Uit haar huishoudboekjes is allerlei informatie te halen over het gebruik van water in het dagelijks leven. Maria gebruikte verschillende soorten water: grondwater, regenwater en slootwater. In de huishoudboeken worden twee soorten pompen genoemd, namelijk een regenwaterpomp en een putwaterpomp. Een regenwaterpomp werd op een cisterne of regenwaterput aangesloten en gaf toegang tot het water voor één huishouden. Een putwaterpomp is een pomp om grondwater mee op te pompen en deze werd veel gevonden op pleinen of andere gemeenschappelijke plekken, maar huizen van welgestelden hadden vaak een privépomp. In de boeken worden verschillende persoonlijke voornaamwoorden gebruikt, soms heeft Maria het over ‘mijn’ en soms over ‘onze’ pomp, dus ze had wellicht toegang tot zowel een eigen pomp als één die ze deelde met anderen en die ergens buiten haar perceel stond.

Opvallend is dat ze daarnaast ook gebruik maakte van slootwater. Dit is ongebruikelijk, omdat we slootwater toch met minder schoon water associëren, dat vooral voor het drenken van vee gebruikt werd en om afval(water) kwijt te raken. Van Nesse schrijft in een huishoudboekje dat ze slootwater gebruikt in het wasproces van wollen dekens. ‘Noch was sij wijtte Spaense deckkens sonder seep heel wit. Sij nam een halfe stuiver of so aan krijt, klein gemaakt en dat zetten sij wat te week in regenwater en dan wast sij het daarna na een tijd en gooit er dan warm water op en als het gewassen was, dan in slootwater gespoeld.’

De betekenis hiervan is niet geheel duidelijk.

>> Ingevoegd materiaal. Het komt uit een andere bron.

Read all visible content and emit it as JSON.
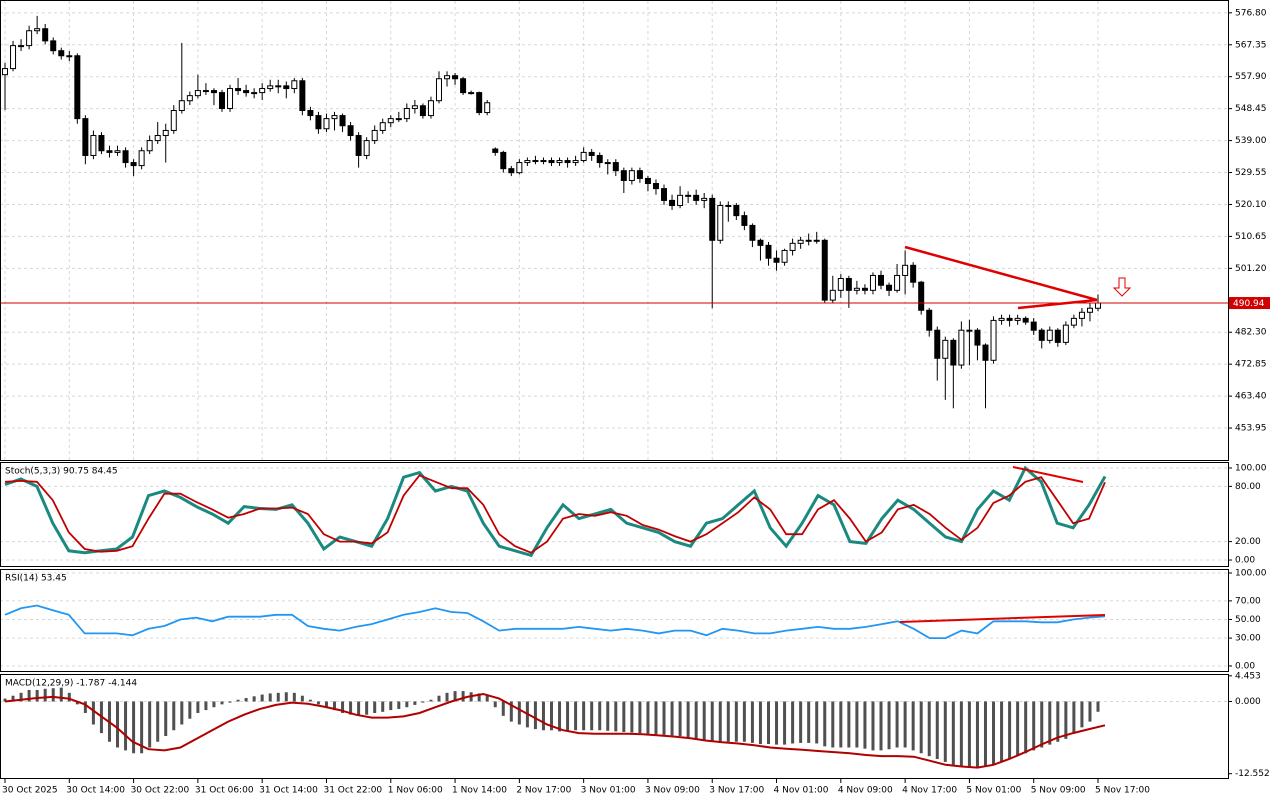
{
  "chart_data": [
    {
      "type": "candlestick",
      "grid": true,
      "open": [
        558.5,
        560.3,
        567.1,
        567.1,
        571.5,
        572.1,
        568.5,
        565.6,
        564.1,
        564.1,
        545.5,
        534.6,
        540.5,
        536.0,
        535.5,
        536.0,
        532.5,
        531.6,
        536.0,
        539.0,
        540.5,
        542.0,
        547.9,
        550.8,
        552.3,
        553.8,
        553.8,
        553.2,
        548.5,
        554.4,
        553.8,
        553.2,
        553.2,
        554.4,
        555.2,
        555.2,
        554.4,
        556.7,
        547.9,
        546.4,
        542.5,
        545.5,
        546.4,
        543.4,
        540.5,
        534.6,
        539.0,
        542.0,
        544.3,
        545.5,
        545.5,
        548.5,
        549.3,
        546.4,
        550.8,
        557.3,
        558.2,
        557.3,
        553.2,
        553.2,
        547.3,
        536.5,
        535.5,
        530.7,
        529.5,
        532.5,
        533.1,
        533.1,
        533.1,
        532.5,
        533.1,
        532.5,
        533.1,
        535.5,
        534.6,
        532.5,
        532.5,
        530.1,
        527.2,
        530.1,
        527.8,
        526.3,
        524.8,
        521.3,
        519.8,
        522.8,
        522.8,
        521.3,
        521.9,
        509.5,
        519.8,
        519.8,
        516.8,
        513.9,
        509.5,
        508.0,
        504.2,
        503.0,
        506.5,
        508.6,
        509.5,
        509.5,
        509.5,
        491.8,
        494.7,
        498.2,
        494.7,
        495.3,
        494.7,
        499.1,
        496.2,
        494.7,
        499.1,
        502.1,
        497.1,
        488.8,
        482.9,
        474.6,
        479.9,
        472.6,
        482.9,
        482.9,
        478.5,
        474.0,
        485.8,
        486.4,
        485.8,
        486.4,
        485.3,
        482.9,
        479.9,
        482.9,
        479.3,
        484.4,
        486.4,
        488.2,
        489.4
      ],
      "high": [
        562.0,
        568.5,
        569.0,
        573.0,
        575.9,
        573.5,
        569.5,
        566.5,
        565.5,
        564.8,
        546.5,
        542.0,
        541.5,
        537.5,
        537.5,
        537.0,
        533.5,
        537.0,
        540.5,
        544.5,
        544.0,
        549.5,
        567.9,
        553.5,
        558.5,
        556.0,
        554.5,
        554.0,
        555.5,
        557.5,
        555.5,
        554.5,
        556.0,
        557.0,
        557.0,
        556.5,
        557.5,
        557.5,
        549.0,
        547.5,
        547.0,
        547.5,
        547.0,
        544.5,
        541.5,
        540.0,
        543.5,
        545.5,
        546.5,
        547.5,
        550.0,
        551.0,
        550.0,
        552.0,
        559.5,
        559.5,
        559.0,
        557.8,
        553.8,
        553.5,
        551.0,
        537.0,
        536.0,
        531.5,
        533.5,
        534.0,
        534.5,
        534.0,
        534.0,
        534.0,
        534.0,
        534.5,
        537.0,
        536.5,
        535.5,
        533.5,
        533.5,
        531.0,
        531.0,
        531.0,
        528.5,
        527.5,
        526.0,
        523.0,
        525.5,
        524.0,
        524.5,
        523.5,
        523.0,
        521.0,
        521.0,
        520.5,
        518.0,
        514.5,
        510.0,
        509.0,
        506.5,
        507.0,
        510.0,
        510.5,
        511.5,
        512.0,
        510.0,
        499.0,
        499.5,
        499.0,
        497.5,
        496.5,
        500.0,
        500.5,
        497.0,
        502.5,
        506.5,
        503.0,
        497.5,
        489.5,
        484.0,
        481.0,
        480.5,
        485.5,
        486.0,
        483.5,
        479.0,
        487.0,
        487.5,
        487.5,
        487.5,
        487.0,
        486.5,
        483.5,
        484.0,
        483.5,
        485.5,
        487.5,
        489.5,
        491.0,
        493.5
      ],
      "low": [
        548.0,
        559.5,
        565.5,
        566.0,
        570.5,
        567.5,
        564.5,
        563.0,
        562.5,
        544.0,
        532.0,
        533.5,
        535.0,
        534.0,
        534.5,
        531.0,
        528.5,
        530.5,
        535.0,
        538.0,
        532.5,
        541.0,
        547.0,
        549.5,
        551.5,
        552.5,
        549.5,
        547.5,
        547.5,
        552.5,
        552.0,
        551.5,
        551.0,
        553.5,
        553.0,
        551.5,
        553.0,
        546.5,
        545.0,
        541.0,
        541.5,
        542.0,
        541.5,
        539.0,
        531.0,
        533.5,
        538.0,
        541.0,
        543.0,
        544.5,
        544.5,
        547.0,
        545.5,
        545.5,
        550.0,
        555.0,
        555.5,
        552.5,
        552.6,
        546.5,
        546.5,
        534.5,
        529.5,
        528.5,
        529.0,
        531.5,
        532.0,
        532.0,
        531.5,
        531.5,
        531.0,
        531.5,
        532.5,
        533.0,
        531.0,
        529.0,
        528.5,
        523.5,
        526.0,
        526.5,
        524.0,
        523.0,
        520.0,
        518.5,
        519.0,
        520.5,
        520.0,
        519.0,
        489.4,
        508.5,
        515.0,
        515.5,
        512.5,
        507.5,
        503.5,
        502.0,
        500.5,
        502.0,
        505.0,
        507.0,
        508.0,
        508.5,
        491.0,
        491.0,
        492.5,
        489.5,
        493.5,
        493.5,
        493.5,
        495.0,
        493.0,
        494.0,
        493.5,
        495.5,
        487.5,
        481.0,
        468.0,
        462.3,
        459.8,
        471.5,
        472.5,
        474.0,
        459.8,
        473.0,
        484.5,
        484.0,
        484.5,
        484.5,
        481.5,
        477.5,
        479.0,
        478.0,
        478.5,
        483.5,
        484.0,
        485.5,
        488.5
      ],
      "close": [
        560.3,
        567.1,
        567.1,
        571.5,
        572.1,
        568.5,
        565.6,
        564.1,
        564.1,
        545.5,
        534.6,
        540.5,
        536.0,
        535.5,
        536.0,
        532.5,
        531.6,
        536.0,
        539.0,
        540.5,
        542.0,
        547.9,
        550.8,
        552.3,
        553.8,
        553.8,
        553.2,
        548.5,
        554.4,
        553.8,
        553.2,
        553.2,
        554.4,
        555.2,
        555.2,
        554.4,
        556.7,
        547.9,
        546.4,
        542.5,
        545.5,
        546.4,
        543.4,
        540.5,
        534.6,
        539.0,
        542.0,
        544.3,
        545.5,
        545.5,
        548.5,
        549.3,
        546.4,
        550.8,
        557.3,
        558.2,
        557.3,
        553.2,
        553.2,
        547.3,
        550.2,
        535.5,
        530.7,
        529.5,
        532.5,
        533.1,
        533.1,
        533.1,
        532.5,
        533.1,
        532.5,
        533.1,
        535.5,
        534.6,
        532.5,
        532.5,
        530.1,
        527.2,
        530.1,
        527.8,
        526.3,
        524.8,
        521.3,
        519.8,
        522.8,
        522.8,
        521.3,
        521.9,
        509.5,
        519.8,
        519.8,
        516.8,
        513.9,
        509.5,
        508.0,
        504.2,
        503.0,
        506.5,
        508.6,
        509.5,
        509.5,
        509.5,
        491.8,
        494.7,
        498.2,
        494.7,
        495.3,
        494.7,
        499.1,
        496.2,
        494.7,
        499.1,
        502.1,
        497.1,
        488.8,
        482.9,
        474.6,
        479.9,
        472.6,
        482.9,
        482.9,
        478.5,
        474.0,
        485.8,
        486.4,
        485.8,
        486.4,
        485.3,
        482.9,
        479.9,
        482.9,
        479.3,
        484.4,
        486.4,
        488.2,
        489.4,
        490.94
      ],
      "ylim": [
        444.5,
        580.3
      ],
      "yticks": [
        {
          "value": 576.8,
          "label": "576.80"
        },
        567.35,
        {
          "value": 557.9,
          "label": "557.90"
        },
        548.45,
        {
          "value": 539,
          "label": "539.00"
        },
        529.55,
        {
          "value": 520.1,
          "label": "520.10"
        },
        510.65,
        {
          "value": 501.2,
          "label": "501.20"
        },
        {
          "value": 482.3,
          "label": "482.30"
        },
        472.85,
        {
          "value": 463.4,
          "label": "463.40"
        },
        453.95
      ],
      "current_price": 490.94,
      "current_price_color": "#d00000",
      "x_labels": [
        "30 Oct 2025",
        "30 Oct 14:00",
        "30 Oct 22:00",
        "31 Oct 06:00",
        "31 Oct 14:00",
        "31 Oct 22:00",
        "1 Nov 06:00",
        "1 Nov 14:00",
        "2 Nov 17:00",
        "3 Nov 01:00",
        "3 Nov 09:00",
        "3 Nov 17:00",
        "4 Nov 01:00",
        "4 Nov 09:00",
        "4 Nov 17:00",
        "5 Nov 01:00",
        "5 Nov 09:00",
        "5 Nov 17:00"
      ]
    },
    {
      "type": "line",
      "title": "Stoch(5,3,3) 90.75 84.45",
      "ylim": [
        -6.5,
        105.4
      ],
      "yticks": [
        {
          "value": 100,
          "label": "100.00"
        },
        {
          "value": 80,
          "label": "80.00"
        },
        {
          "value": 20,
          "label": "20.00"
        },
        {
          "value": 0,
          "label": "0.00"
        }
      ],
      "series": [
        {
          "color": "#1a8a80",
          "values": [
            82,
            88,
            80,
            40,
            10,
            8,
            10,
            12,
            25,
            70,
            75,
            68,
            58,
            50,
            40,
            58,
            56,
            55,
            60,
            40,
            12,
            25,
            20,
            15,
            45,
            90,
            95,
            75,
            80,
            75,
            40,
            15,
            10,
            5,
            35,
            60,
            45,
            50,
            55,
            40,
            35,
            30,
            20,
            15,
            40,
            45,
            60,
            75,
            35,
            15,
            40,
            70,
            60,
            20,
            18,
            45,
            65,
            55,
            40,
            25,
            20,
            55,
            75,
            65,
            100,
            85,
            40,
            35,
            60,
            90.75
          ]
        },
        {
          "color": "#c00000",
          "values": [
            85,
            86,
            85,
            65,
            30,
            12,
            9,
            10,
            15,
            45,
            72,
            72,
            63,
            55,
            46,
            50,
            56,
            56,
            57,
            50,
            28,
            20,
            20,
            18,
            30,
            70,
            92,
            85,
            78,
            78,
            60,
            28,
            15,
            8,
            20,
            45,
            50,
            48,
            52,
            48,
            38,
            33,
            26,
            20,
            28,
            40,
            52,
            68,
            55,
            28,
            28,
            55,
            65,
            45,
            20,
            30,
            55,
            60,
            50,
            35,
            22,
            35,
            62,
            70,
            85,
            90,
            65,
            40,
            45,
            84.45
          ]
        }
      ]
    },
    {
      "type": "line",
      "title": "RSI(14) 53.45",
      "ylim": [
        -5.4,
        103.2
      ],
      "yticks": [
        {
          "value": 100,
          "label": "100.00"
        },
        {
          "value": 70,
          "label": "70.00"
        },
        {
          "value": 50,
          "label": "50.00"
        },
        {
          "value": 30,
          "label": "30.00"
        },
        {
          "value": 0,
          "label": "0.00"
        }
      ],
      "series": [
        {
          "color": "#2196f3",
          "values": [
            55,
            62,
            65,
            60,
            55,
            35,
            35,
            35,
            33,
            40,
            43,
            50,
            52,
            48,
            53,
            53,
            53,
            55,
            55,
            43,
            40,
            38,
            42,
            45,
            50,
            55,
            58,
            62,
            58,
            57,
            48,
            38,
            40,
            40,
            40,
            40,
            42,
            40,
            38,
            40,
            38,
            35,
            38,
            38,
            33,
            40,
            38,
            35,
            35,
            38,
            40,
            42,
            40,
            40,
            42,
            45,
            48,
            40,
            30,
            30,
            38,
            35,
            48,
            48,
            48,
            47,
            47,
            50,
            52,
            53.45
          ]
        }
      ]
    },
    {
      "type": "macd",
      "title": "MACD(12,29,9) -1.787 -4.144",
      "ylim": [
        -13.3,
        4.6
      ],
      "yticks": [
        4.453,
        {
          "value": 0,
          "label": "0.000"
        },
        -12.552
      ],
      "color": "#505050",
      "values": [
        0.5,
        1,
        1.5,
        2,
        2,
        2.2,
        2.3,
        2.4,
        1.5,
        -0.5,
        -2,
        -4,
        -5.5,
        -7,
        -8,
        -8.5,
        -9,
        -9,
        -8,
        -7,
        -6,
        -5,
        -4,
        -3,
        -2,
        -1.5,
        -1,
        -0.5,
        -0.2,
        0.3,
        0.6,
        0.9,
        1.2,
        1.4,
        1.5,
        1.6,
        1.5,
        1,
        0.3,
        -0.5,
        -1,
        -1.5,
        -2,
        -2.3,
        -2.5,
        -2.3,
        -2,
        -1.8,
        -1.5,
        -1.3,
        -1,
        -0.6,
        -0.2,
        0.3,
        1,
        1.5,
        1.8,
        1.8,
        1.6,
        1.4,
        1,
        -1,
        -2.5,
        -3.5,
        -4,
        -4.5,
        -4.8,
        -5,
        -5,
        -5.2,
        -5.2,
        -5,
        -5,
        -5,
        -5,
        -5.1,
        -5.2,
        -5.3,
        -5.4,
        -5.5,
        -5.6,
        -5.7,
        -5.8,
        -5.9,
        -6,
        -6.2,
        -6.5,
        -6.8,
        -7,
        -7,
        -7,
        -7,
        -7,
        -7.2,
        -7.4,
        -7.4,
        -7.5,
        -7.5,
        -7.3,
        -7.2,
        -7.2,
        -7.3,
        -7.8,
        -8,
        -8,
        -8,
        -8,
        -8.2,
        -8.5,
        -8.5,
        -8.3,
        -8,
        -8,
        -8.5,
        -9,
        -9.5,
        -10,
        -10.5,
        -11,
        -11.3,
        -11.5,
        -11.5,
        -11.3,
        -11,
        -10.5,
        -10,
        -9.5,
        -9,
        -8.5,
        -8,
        -7.5,
        -7,
        -6.5,
        -5.5,
        -4.5,
        -3.5,
        -1.787
      ],
      "series": [
        {
          "color": "#b00000",
          "values": [
            0,
            0.3,
            0.6,
            0.8,
            0.5,
            -0.5,
            -2.5,
            -4.5,
            -7,
            -8.3,
            -8.5,
            -8,
            -6.5,
            -5,
            -3.5,
            -2.3,
            -1.3,
            -0.6,
            -0.2,
            -0.4,
            -0.9,
            -1.5,
            -2.3,
            -2.8,
            -2.8,
            -2.6,
            -2,
            -1,
            0,
            0.8,
            1.3,
            0.5,
            -1,
            -2.5,
            -4,
            -5,
            -5.5,
            -5.6,
            -5.6,
            -5.6,
            -5.7,
            -5.9,
            -6.1,
            -6.4,
            -6.8,
            -7.1,
            -7.3,
            -7.6,
            -8,
            -8.2,
            -8.4,
            -8.6,
            -8.8,
            -9,
            -9.3,
            -9.5,
            -9.5,
            -9.6,
            -10.3,
            -11,
            -11.3,
            -11.5,
            -11,
            -10,
            -8.8,
            -7.5,
            -6.3,
            -5.5,
            -4.8,
            -4.144
          ]
        }
      ]
    }
  ]
}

Misschien wordt hier bedoeld dat de hele inhoud van de wastobbe in de sloot gegooid werd en dat de dekens alvast een keer in de sloot gespoeld werden, en later wellicht nog een keer met regenwater.

Micro-waterinfrastructuur

Naast de twee pompen vermelden de huishoudboeken ook aspecten van de micro-waterinfrastructuur binnen het huis. Zo worden er reparaties gedaan aan de gootstenen en de putten. Het hart van de pomp werd een aantal keer gerepareerd. Zo schrijft Maria in 1632 dat ze Kornelis Paulson het hart van de putwaterpomp heeft laten vervangen. ‘Ick heb Kornelis Paulson een nieuw hart in mijn putwaterspomp after van maken gegeven 18 stuivers, noch terstont daer na van een nieuwe trecker in dieselfde pomp gegeven mede 18 stuivers.’

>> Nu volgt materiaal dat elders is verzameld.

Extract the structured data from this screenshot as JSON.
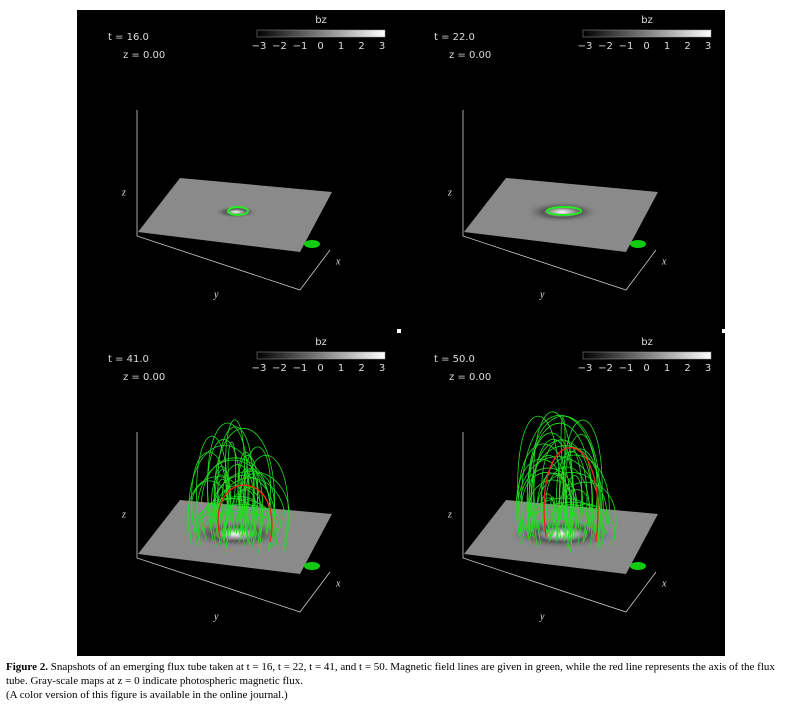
{
  "figure": {
    "panels": [
      {
        "time": "t = 16.0",
        "depth": "z = 0.00"
      },
      {
        "time": "t = 22.0",
        "depth": "z = 0.00"
      },
      {
        "time": "t = 41.0",
        "depth": "z = 0.00"
      },
      {
        "time": "t = 50.0",
        "depth": "z = 0.00"
      }
    ],
    "colorbar": {
      "label": "bz",
      "ticks": [
        "−3",
        "−2",
        "−1",
        "0",
        "1",
        "2",
        "3"
      ]
    },
    "axes": {
      "z": "z",
      "y": "y",
      "x": "x"
    }
  },
  "caption": {
    "label": "Figure 2.",
    "text": "Snapshots of an emerging flux tube taken at t = 16, t = 22, t = 41, and t = 50. Magnetic field lines are given in green, while the red line represents the axis of the flux tube. Gray-scale maps at z = 0 indicate photospheric magnetic flux.",
    "note": "(A color version of this figure is available in the online journal.)"
  }
}
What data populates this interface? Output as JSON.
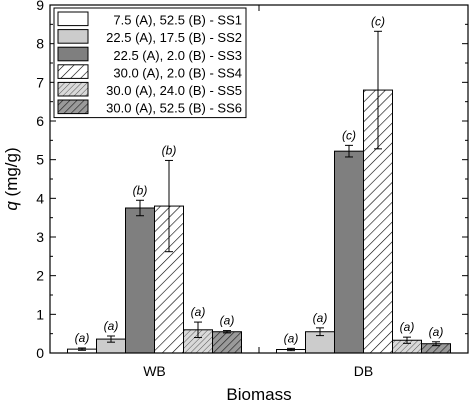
{
  "chart_data": {
    "type": "bar",
    "xlabel": "Biomass",
    "ylabel_var": "q",
    "ylabel_unit": " (mg/g)",
    "ylim": [
      0,
      9
    ],
    "yticks": [
      0,
      1,
      2,
      3,
      4,
      5,
      6,
      7,
      8,
      9
    ],
    "categories": [
      "WB",
      "DB"
    ],
    "series": [
      {
        "name": "7.5 (A), 52.5 (B) - SS1",
        "values": [
          0.1,
          0.09
        ],
        "errors": [
          0.03,
          0.03
        ],
        "labels": [
          "(a)",
          "(a)"
        ],
        "fill": "#ffffff",
        "pattern": "none"
      },
      {
        "name": "22.5 (A), 17.5 (B) - SS2",
        "values": [
          0.36,
          0.55
        ],
        "errors": [
          0.08,
          0.1
        ],
        "labels": [
          "(a)",
          "(a)"
        ],
        "fill": "#cccccc",
        "pattern": "none"
      },
      {
        "name": "22.5 (A), 2.0 (B) - SS3",
        "values": [
          3.75,
          5.22
        ],
        "errors": [
          0.2,
          0.15
        ],
        "labels": [
          "(b)",
          "(c)"
        ],
        "fill": "#7f7f7f",
        "pattern": "none"
      },
      {
        "name": "30.0 (A), 2.0 (B) - SS4",
        "values": [
          3.8,
          6.8
        ],
        "errors": [
          1.18,
          1.52
        ],
        "labels": [
          "(b)",
          "(c)"
        ],
        "fill": "#ffffff",
        "pattern": "diag-sparse"
      },
      {
        "name": "30.0 (A), 24.0 (B) - SS5",
        "values": [
          0.6,
          0.33
        ],
        "errors": [
          0.2,
          0.08
        ],
        "labels": [
          "(a)",
          "(a)"
        ],
        "fill": "#d9d9d9",
        "pattern": "diag-dense"
      },
      {
        "name": "30.0 (A), 52.5 (B) - SS6",
        "values": [
          0.55,
          0.24
        ],
        "errors": [
          0.03,
          0.05
        ],
        "labels": [
          "(a)",
          "(a)"
        ],
        "fill": "#8c8c8c",
        "pattern": "diag-dark"
      }
    ],
    "legend_position": "top-left",
    "grid": false
  }
}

Deze Kornelis Paulson komt vaker voor, want Maria laat hem in 1634 nog eenzelfde reparatie doen aan de putwaterpomp. ‘Ick heb Kornelis Paulson van een nieuw hart met een nieuwe trecker gegeven van elckx 3 schellingen, komt tesamen 1-16-0 in onse putwaterspomp.’ En in 1635 komt hij nog eens langs voor deze reparatie in de regenwaterpomp. ‘Ick heb Kornelis Paulson van een nieuw hart in onse regenwaterspomp gegeven 18 stuivers ende van een nieuw leer om die trecker van maken gegeven 10 stuivers, komt tesamen 1-8-0.’

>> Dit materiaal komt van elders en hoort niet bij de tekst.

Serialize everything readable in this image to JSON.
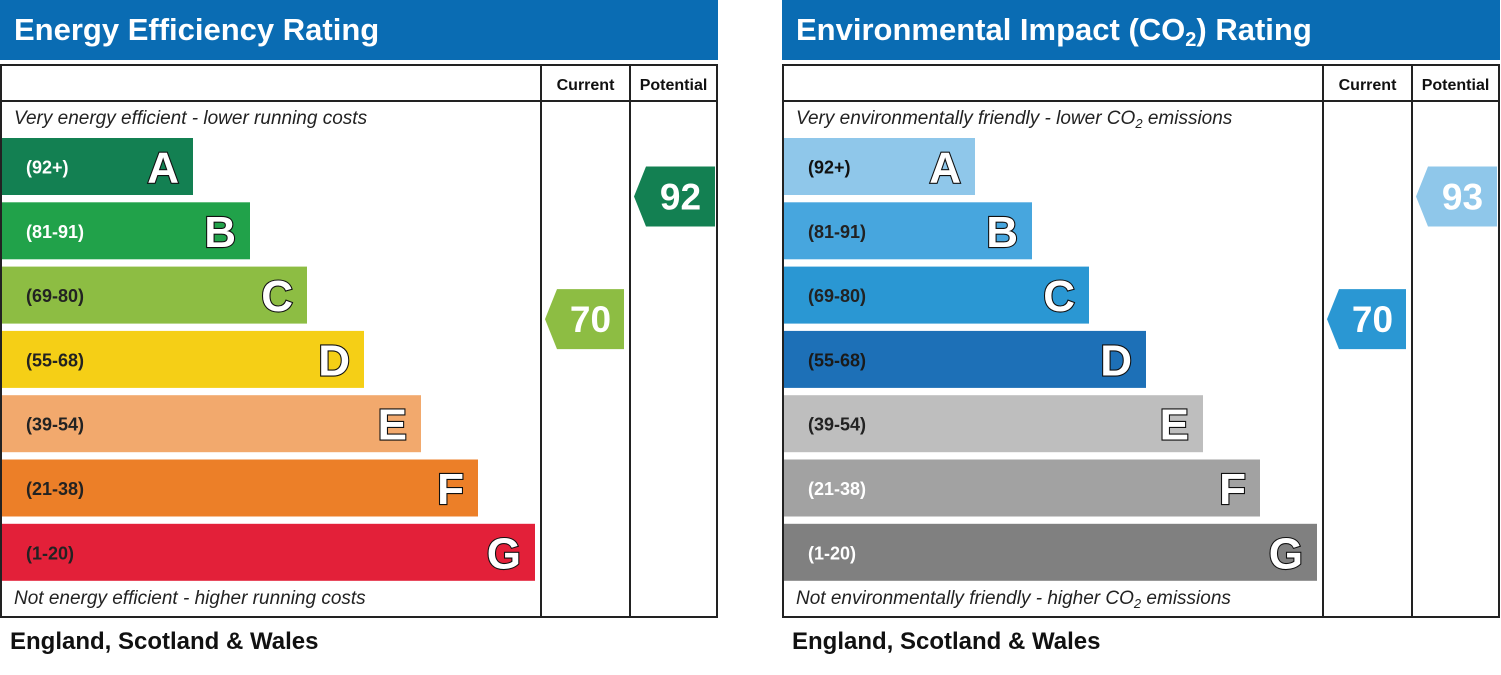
{
  "chart_data": [
    {
      "type": "bar",
      "title": "Energy Efficiency Rating",
      "column_headers": {
        "current": "Current",
        "potential": "Potential"
      },
      "top_note": "Very energy efficient - lower running costs",
      "bottom_note": "Not energy efficient - higher running costs",
      "footer": "England, Scotland & Wales",
      "bands": [
        {
          "letter": "A",
          "range": "(92+)",
          "color": "#138052"
        },
        {
          "letter": "B",
          "range": "(81-91)",
          "color": "#21a24a"
        },
        {
          "letter": "C",
          "range": "(69-80)",
          "color": "#8dbd43"
        },
        {
          "letter": "D",
          "range": "(55-68)",
          "color": "#f5cf16"
        },
        {
          "letter": "E",
          "range": "(39-54)",
          "color": "#f2a96d"
        },
        {
          "letter": "F",
          "range": "(21-38)",
          "color": "#ec7f28"
        },
        {
          "letter": "G",
          "range": "(1-20)",
          "color": "#e32039"
        }
      ],
      "current": {
        "value": 70,
        "band": "C",
        "color": "#8dbd43"
      },
      "potential": {
        "value": 92,
        "band": "A",
        "color": "#138052"
      }
    },
    {
      "type": "bar",
      "title": "Environmental Impact (CO",
      "title_sub": "2",
      "title_tail": ") Rating",
      "column_headers": {
        "current": "Current",
        "potential": "Potential"
      },
      "top_note": "Very environmentally friendly - lower CO",
      "top_note_sub": "2",
      "top_note_tail": " emissions",
      "bottom_note": "Not environmentally friendly - higher CO",
      "bottom_note_sub": "2",
      "bottom_note_tail": " emissions",
      "footer": "England, Scotland & Wales",
      "bands": [
        {
          "letter": "A",
          "range": "(92+)",
          "color": "#8fc7ea"
        },
        {
          "letter": "B",
          "range": "(81-91)",
          "color": "#47a6de"
        },
        {
          "letter": "C",
          "range": "(69-80)",
          "color": "#2a97d3"
        },
        {
          "letter": "D",
          "range": "(55-68)",
          "color": "#1d70b7"
        },
        {
          "letter": "E",
          "range": "(39-54)",
          "color": "#bebebe"
        },
        {
          "letter": "F",
          "range": "(21-38)",
          "color": "#a2a2a2"
        },
        {
          "letter": "G",
          "range": "(1-20)",
          "color": "#808080"
        }
      ],
      "current": {
        "value": 70,
        "band": "C",
        "color": "#2a97d3"
      },
      "potential": {
        "value": 93,
        "band": "A",
        "color": "#8fc7ea"
      }
    }
  ]
}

Er is tot nu toe nog geen patroon in de frequentie van de reparaties te achterhalen. De ene keer wordt een onderdeel al na twee jaar vervangen, namelijk in 1632 en 1634, of zelfs na één jaar, alweer in 1635, maar het is niet zeker of dit dezelfde pomp was. De tijd tussen de reparaties daarna is vijf jaar, de volgende reparatie was in 1640.  

Maria geeft ook aan anderen opdracht om onderdelen te repareren of te installeren. Zo laat ze in 1640 Klaes Dircks, die woonde op de hoek van de Butterstraat, een nieuwe wateraker maken. Een wateraker is een emmer waarmee het water uit een put omhooggehaald wordt en dat aan een touw in de put hangt, zodat er geen vieze emmers gebruikt worden. Ick heb tot Klaes Dircks op het hoecke van die Butterstraet een nieuwe wateraker laten maken, die mijn kost 5-11-0.

Gebruik van het water

Uit de huishoudboekjes wordt duidelijk dat ze diverse soorten water op verschillende manieren gebruikt. Er staan vermeldingen in over water in recepten, bijvoorbeeld voor een gerecht van kweeperen waarin een ketel (waarschijnlijk gekookt) regenwater gebruikt werd: Ick heb van 6 queperen die ick van nicht Van Eenijgenburch gekregen hadde quevlais of gemaackt, sij wegen 2 pont met schillen en al ende daer most een pont suijcker toe wesen ende die hing men met een ketel regenwater gelijck over, tot dat het aen die soo waer ende dan se op gewonnen ende geschilt met die klockhuijsen uit gedaen ende dan schoon gewassen ende klaijn gesneden.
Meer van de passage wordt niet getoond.